Information
- Established: June 2024; 1 year ago
- Language: English; Mandarin; Indonesian;
- Affiliation: Singapore Intercultural Schools
- Website: sisschools.org/sis-bandung/

= Singapore School Bandung =

Indonesian international school

Singapore School, Bandung (SIS-BDG), sometimes referred to as SIS Bandung, is a private, early childhood to junior college school in Bandung, Indonesia. It is a member of the SIS Group of Schools, Indonesia. The Bandung branch was re-established in June 2024. Initially, a SIS branch was opened in Bandung in July 2007 and subsequently closed in 2011.

The initial former campus in Citra Green, Dago included a multi-purpose hall, library, IT laboratory, science laboratories, soccer field, canteen, and indoor playground. Singapore School Bandung uses the Singapore Curriculum and uses English, Mandarin, and Indonesian as a medium of instruction. For primary students, core subjects include science, mathematics, Indonesian, English, Chinese, and Social Studies. For secondary levels, core subjects are science, geography, mathematics, English, and Chinese.

Due to a change in management of the building in Citra Green, Dago in 2009, SIS Bandung was relocated to a much smaller campus in the heart of downtown Bandung and eventually closed its doors in 2011. The much smaller downtown campus is currently occupied by UNISBA.

After SIS' relocation to downtown Bandung in 2009, the former campus in Citra Green, Dago was occupied by a newly established school called Stamford International School (renamed Stamford School later on in 2015) until its closure in 2021. As of 2022, the Citra Green campus has since been occupied by a new school; Global Prestasi School (GPS) Bandung.

In 2022, it was announced that there were plans for SIS to re-open a campus in Bandung.

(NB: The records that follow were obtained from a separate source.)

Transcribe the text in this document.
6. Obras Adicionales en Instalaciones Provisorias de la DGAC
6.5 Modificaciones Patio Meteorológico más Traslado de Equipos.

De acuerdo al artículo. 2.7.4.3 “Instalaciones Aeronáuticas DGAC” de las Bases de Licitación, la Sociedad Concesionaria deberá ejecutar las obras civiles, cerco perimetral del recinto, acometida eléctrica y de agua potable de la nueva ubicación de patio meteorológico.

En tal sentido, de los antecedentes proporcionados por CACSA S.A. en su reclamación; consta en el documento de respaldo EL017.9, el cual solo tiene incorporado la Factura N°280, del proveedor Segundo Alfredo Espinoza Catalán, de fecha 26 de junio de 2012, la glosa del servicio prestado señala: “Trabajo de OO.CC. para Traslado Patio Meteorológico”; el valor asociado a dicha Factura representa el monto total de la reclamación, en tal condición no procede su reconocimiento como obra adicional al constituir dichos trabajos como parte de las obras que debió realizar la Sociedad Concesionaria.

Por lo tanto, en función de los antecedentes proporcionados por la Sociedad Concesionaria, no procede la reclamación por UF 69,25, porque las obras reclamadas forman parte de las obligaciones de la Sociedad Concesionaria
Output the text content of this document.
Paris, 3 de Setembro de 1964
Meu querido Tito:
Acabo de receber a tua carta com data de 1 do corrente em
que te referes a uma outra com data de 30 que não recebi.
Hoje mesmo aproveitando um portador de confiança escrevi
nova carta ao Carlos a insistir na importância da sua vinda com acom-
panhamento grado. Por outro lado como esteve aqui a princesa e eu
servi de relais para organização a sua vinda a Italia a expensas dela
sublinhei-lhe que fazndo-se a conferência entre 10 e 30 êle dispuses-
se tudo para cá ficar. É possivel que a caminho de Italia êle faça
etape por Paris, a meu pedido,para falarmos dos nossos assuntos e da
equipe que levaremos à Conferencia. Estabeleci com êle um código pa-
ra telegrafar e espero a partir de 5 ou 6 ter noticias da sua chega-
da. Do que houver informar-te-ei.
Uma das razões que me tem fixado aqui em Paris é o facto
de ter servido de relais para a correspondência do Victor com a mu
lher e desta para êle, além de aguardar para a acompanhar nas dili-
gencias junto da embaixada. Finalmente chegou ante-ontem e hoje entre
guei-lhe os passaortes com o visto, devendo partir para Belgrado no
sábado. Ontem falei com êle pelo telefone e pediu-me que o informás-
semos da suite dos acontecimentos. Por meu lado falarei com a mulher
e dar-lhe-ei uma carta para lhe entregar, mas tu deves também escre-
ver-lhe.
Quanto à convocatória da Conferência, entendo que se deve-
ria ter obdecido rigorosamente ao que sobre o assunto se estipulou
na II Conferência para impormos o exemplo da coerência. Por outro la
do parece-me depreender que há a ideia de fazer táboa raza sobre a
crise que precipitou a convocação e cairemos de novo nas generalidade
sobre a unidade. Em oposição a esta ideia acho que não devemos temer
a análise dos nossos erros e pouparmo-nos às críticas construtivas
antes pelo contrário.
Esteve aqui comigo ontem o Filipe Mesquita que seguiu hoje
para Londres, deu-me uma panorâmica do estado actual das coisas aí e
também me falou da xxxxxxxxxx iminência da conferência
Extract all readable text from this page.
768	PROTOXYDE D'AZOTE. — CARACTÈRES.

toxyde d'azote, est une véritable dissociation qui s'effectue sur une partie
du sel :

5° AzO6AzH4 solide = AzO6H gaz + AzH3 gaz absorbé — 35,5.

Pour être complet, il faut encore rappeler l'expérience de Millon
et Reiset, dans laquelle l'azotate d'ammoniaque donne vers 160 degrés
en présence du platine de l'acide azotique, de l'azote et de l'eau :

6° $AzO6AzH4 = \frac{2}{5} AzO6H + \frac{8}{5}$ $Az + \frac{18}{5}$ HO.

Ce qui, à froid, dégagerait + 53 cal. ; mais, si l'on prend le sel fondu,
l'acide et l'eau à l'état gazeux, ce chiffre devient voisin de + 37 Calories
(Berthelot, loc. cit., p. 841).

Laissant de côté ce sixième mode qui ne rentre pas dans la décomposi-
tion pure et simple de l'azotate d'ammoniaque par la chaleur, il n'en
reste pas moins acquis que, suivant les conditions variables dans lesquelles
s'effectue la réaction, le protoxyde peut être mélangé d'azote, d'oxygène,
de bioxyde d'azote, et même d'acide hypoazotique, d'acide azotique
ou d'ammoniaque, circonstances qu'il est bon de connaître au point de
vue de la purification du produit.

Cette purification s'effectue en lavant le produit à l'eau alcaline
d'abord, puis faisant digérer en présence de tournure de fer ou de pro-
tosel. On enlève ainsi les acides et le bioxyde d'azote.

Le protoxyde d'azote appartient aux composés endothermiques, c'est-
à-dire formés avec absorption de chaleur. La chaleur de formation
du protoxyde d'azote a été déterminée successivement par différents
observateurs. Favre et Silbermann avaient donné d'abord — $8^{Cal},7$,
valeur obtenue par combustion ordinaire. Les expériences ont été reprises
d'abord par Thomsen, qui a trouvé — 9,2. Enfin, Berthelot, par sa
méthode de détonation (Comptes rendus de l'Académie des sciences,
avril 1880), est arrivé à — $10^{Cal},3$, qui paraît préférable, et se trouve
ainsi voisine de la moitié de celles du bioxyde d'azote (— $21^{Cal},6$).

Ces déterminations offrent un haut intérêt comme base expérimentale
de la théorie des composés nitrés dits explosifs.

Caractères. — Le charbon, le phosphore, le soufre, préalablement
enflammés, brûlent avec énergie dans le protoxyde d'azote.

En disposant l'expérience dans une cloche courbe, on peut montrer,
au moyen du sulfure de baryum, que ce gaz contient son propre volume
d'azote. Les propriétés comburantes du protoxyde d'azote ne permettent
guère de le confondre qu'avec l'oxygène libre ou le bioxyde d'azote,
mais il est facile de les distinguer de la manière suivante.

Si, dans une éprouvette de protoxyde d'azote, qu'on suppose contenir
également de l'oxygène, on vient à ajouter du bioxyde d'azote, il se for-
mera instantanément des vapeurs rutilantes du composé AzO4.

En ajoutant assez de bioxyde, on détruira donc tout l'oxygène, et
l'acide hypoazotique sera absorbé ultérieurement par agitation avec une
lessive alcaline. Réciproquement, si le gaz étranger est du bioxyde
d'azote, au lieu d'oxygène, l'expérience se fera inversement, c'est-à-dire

On 27 May 2024, the SIS Group of Schools announced a strategic partnership with Sekolah Mutiara Nusantara (SMN), an international school located in Northern Bandung, to rebrand the latter and establish SIS Bandung. As part of the strategic partnership and transition, the SIS Bandung campus and curriculum will be managed by the SIS Group of Schools and the SMN brand will be phased out and replaced over the coming years. SIS Bandung will also see significant investment in technology and facilities including the integration of advanced technological tools such as Virtual Reality (VR), Augmented Reality (AR) and Robotics into the curriculum to ensure its students are well-prepared for the future.